The researchers studied 16 tumors and 47 matched normal lung tissues using single-cell analysis to learn more about the functions of these cells in the early development of lung cancer. Ansam Sinjab, Ph.D., from the Kadara laboratory, Dapeng Hao, Ph.D., and Guangchun Han, Ph.D., from the Wang laboratory, were in charge of the analysis.
The researchers performed single-cell RNA sequencing to examine the gene expression profiles of approximately 50,000 distinct B cells and plasma cells. They also did single-cell B cell receptor sequencing on more than 70,000 cells to learn more about the repertoires of B cell receptors. B cell receptors are membrane-bound proteins on the cell surface that recognize antigens.
The research found 12 different types of cells. More differentiated cell states, like memory B cells and plasma cells, were much more common in tumors than in normal tissue nearby.
According to Kadara, a co-corresponding author on the study, “this level of detailed analysis highlights the dynamic interplay between the tumor and its surrounding immune microenvironment.” Our results show how important environmental factors, like being around cigarette smoke, and molecular features of the tumor are in determining where B cells and plasma cells come from and where they go.
For instance, compared to non-smokers, smokers’ tumors had higher plasma cell counts and lower B-cell clonality. Also, lung tumors with EGFR mutations had more B cells that were not fully developed and fewer plasma cells than lung tumors with KRAS or other mutations.
The researchers also showed that the majority of B cells and plasma cells were recruited to sites with high levels of CXCL13 by analyzing the single-cell data along with spatial information from the tumors. This signaling molecule rises as tumors change from precancerous lesions to invasive lung cancer.
In early-stage lung cancers, the variety of B cells and plasma cells within the tumor also seems to have an impact on patient outcomes and therapeutic responses. Responses to anti-PD-1/PD-L1 immune checkpoint inhibitors and an increase in plasma cells in the tumor were found to have the strongest link to longer survival.

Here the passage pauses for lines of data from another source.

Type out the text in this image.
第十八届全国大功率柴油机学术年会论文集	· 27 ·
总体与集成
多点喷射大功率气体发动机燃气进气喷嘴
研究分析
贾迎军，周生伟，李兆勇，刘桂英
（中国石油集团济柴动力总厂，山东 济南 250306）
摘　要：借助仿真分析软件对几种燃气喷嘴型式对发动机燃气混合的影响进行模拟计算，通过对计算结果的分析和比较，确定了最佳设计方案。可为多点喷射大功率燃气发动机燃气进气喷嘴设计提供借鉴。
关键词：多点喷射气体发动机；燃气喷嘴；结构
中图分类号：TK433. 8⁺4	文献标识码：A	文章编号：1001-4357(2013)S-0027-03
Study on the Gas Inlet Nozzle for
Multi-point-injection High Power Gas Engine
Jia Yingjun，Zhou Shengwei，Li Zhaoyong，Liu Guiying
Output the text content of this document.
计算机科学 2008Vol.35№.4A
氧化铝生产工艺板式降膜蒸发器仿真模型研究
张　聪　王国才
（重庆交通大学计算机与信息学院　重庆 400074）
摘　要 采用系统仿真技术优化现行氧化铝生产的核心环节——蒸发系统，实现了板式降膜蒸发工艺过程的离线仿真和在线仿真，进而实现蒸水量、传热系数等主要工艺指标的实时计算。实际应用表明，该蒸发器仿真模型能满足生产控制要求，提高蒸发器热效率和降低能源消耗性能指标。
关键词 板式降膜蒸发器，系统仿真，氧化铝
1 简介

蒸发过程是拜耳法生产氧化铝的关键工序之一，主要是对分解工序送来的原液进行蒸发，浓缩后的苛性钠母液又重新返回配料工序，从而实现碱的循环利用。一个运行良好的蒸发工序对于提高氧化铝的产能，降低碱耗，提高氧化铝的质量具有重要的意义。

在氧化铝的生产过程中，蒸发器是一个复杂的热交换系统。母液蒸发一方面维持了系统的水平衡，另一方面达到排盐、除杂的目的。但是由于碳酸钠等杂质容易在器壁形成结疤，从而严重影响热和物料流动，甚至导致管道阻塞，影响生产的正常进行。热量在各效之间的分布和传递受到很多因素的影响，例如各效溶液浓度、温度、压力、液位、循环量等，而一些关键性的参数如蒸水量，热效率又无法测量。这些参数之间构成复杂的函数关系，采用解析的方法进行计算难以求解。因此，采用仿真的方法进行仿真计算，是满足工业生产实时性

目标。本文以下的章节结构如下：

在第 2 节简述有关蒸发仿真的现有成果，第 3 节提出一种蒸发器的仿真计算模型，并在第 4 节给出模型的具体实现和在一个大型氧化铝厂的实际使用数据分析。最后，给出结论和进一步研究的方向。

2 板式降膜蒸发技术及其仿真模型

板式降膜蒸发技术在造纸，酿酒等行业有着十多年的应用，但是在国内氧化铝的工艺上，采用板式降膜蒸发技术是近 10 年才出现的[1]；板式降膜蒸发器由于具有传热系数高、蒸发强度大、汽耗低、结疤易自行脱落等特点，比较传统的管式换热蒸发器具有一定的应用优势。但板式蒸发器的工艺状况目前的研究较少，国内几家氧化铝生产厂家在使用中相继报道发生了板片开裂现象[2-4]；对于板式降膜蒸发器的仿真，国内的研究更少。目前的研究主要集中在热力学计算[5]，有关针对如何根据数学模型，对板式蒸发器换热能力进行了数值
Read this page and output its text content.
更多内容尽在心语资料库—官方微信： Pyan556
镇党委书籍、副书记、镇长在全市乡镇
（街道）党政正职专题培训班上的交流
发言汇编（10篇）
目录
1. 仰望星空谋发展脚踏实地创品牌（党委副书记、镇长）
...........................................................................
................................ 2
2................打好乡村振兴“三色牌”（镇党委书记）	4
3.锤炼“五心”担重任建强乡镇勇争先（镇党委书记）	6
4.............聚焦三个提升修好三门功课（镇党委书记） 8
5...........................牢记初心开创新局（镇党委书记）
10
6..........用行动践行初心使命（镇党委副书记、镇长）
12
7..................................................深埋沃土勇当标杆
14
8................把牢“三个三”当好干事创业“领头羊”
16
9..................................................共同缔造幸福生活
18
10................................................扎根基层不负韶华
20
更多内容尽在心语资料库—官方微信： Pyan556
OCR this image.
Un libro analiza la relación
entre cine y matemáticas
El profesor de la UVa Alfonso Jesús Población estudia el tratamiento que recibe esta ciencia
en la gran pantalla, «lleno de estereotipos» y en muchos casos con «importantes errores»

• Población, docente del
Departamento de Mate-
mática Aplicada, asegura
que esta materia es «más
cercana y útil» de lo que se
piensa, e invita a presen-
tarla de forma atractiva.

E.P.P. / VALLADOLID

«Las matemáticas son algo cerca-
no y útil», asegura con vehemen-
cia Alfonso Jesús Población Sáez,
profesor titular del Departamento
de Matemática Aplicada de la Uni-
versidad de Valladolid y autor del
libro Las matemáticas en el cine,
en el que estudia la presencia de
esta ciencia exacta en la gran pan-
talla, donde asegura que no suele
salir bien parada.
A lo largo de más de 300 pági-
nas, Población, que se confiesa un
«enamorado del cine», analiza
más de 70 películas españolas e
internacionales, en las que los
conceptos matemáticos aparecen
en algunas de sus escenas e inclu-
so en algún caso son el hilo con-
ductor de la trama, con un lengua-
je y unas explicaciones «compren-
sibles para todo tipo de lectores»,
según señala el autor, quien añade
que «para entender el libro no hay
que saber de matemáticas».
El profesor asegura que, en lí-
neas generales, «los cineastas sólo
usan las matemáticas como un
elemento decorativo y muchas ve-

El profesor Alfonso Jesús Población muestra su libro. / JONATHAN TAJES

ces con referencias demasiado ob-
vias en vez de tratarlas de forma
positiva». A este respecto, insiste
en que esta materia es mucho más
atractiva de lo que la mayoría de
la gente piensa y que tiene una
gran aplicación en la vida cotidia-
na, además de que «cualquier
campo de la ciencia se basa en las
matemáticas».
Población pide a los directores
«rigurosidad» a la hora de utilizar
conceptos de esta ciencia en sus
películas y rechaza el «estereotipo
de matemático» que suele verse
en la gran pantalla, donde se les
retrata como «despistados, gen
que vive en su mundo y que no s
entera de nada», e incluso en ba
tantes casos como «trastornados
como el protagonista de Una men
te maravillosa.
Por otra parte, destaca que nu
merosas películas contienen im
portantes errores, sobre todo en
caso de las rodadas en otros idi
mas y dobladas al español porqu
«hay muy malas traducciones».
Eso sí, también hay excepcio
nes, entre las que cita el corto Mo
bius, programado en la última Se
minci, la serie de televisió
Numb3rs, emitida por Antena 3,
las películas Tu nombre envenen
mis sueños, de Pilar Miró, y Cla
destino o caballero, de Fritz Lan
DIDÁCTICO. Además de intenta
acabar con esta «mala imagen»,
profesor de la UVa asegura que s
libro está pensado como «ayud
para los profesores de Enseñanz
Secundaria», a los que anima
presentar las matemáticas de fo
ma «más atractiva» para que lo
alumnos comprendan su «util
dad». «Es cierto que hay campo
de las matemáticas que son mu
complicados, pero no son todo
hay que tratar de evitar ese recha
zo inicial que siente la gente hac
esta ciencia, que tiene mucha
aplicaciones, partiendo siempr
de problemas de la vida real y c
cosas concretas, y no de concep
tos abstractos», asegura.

Our in-depth analysis reveals the heterogeneous nature of these cells and their crosstalk with other elements of the tumor microenvironment, Wang said. “Most prior studies have treated tumor-infiltrating B cells or plasma cells as a homogeneous population,” he added. Although more research is required to fully understand their roles in tumor pathogenesis, the evidence suggests that the plasma cell signature could be a useful biomarker for anticipating the results of immunotherapy. “Our findings can be used to find new immunotherapy targets that concentrate on tumor-infiltrating plasma cells and B cells.”
Future research will build on what was learned in this study to find out exactly what role plasma cells and B cells play in the development of early lung tumors and which treatments work best.
This study was paid for by the National Cancer Institute (RP220101, RP160668), MD Anderson, Johnson & Johnson, the Cancer Prevention and Research Institute of Texas, and the National Cancer Institute (R01CA205608, U01CA264583, 1U2CCA233238, P50CA070907, P50CA016672, T32CA217789).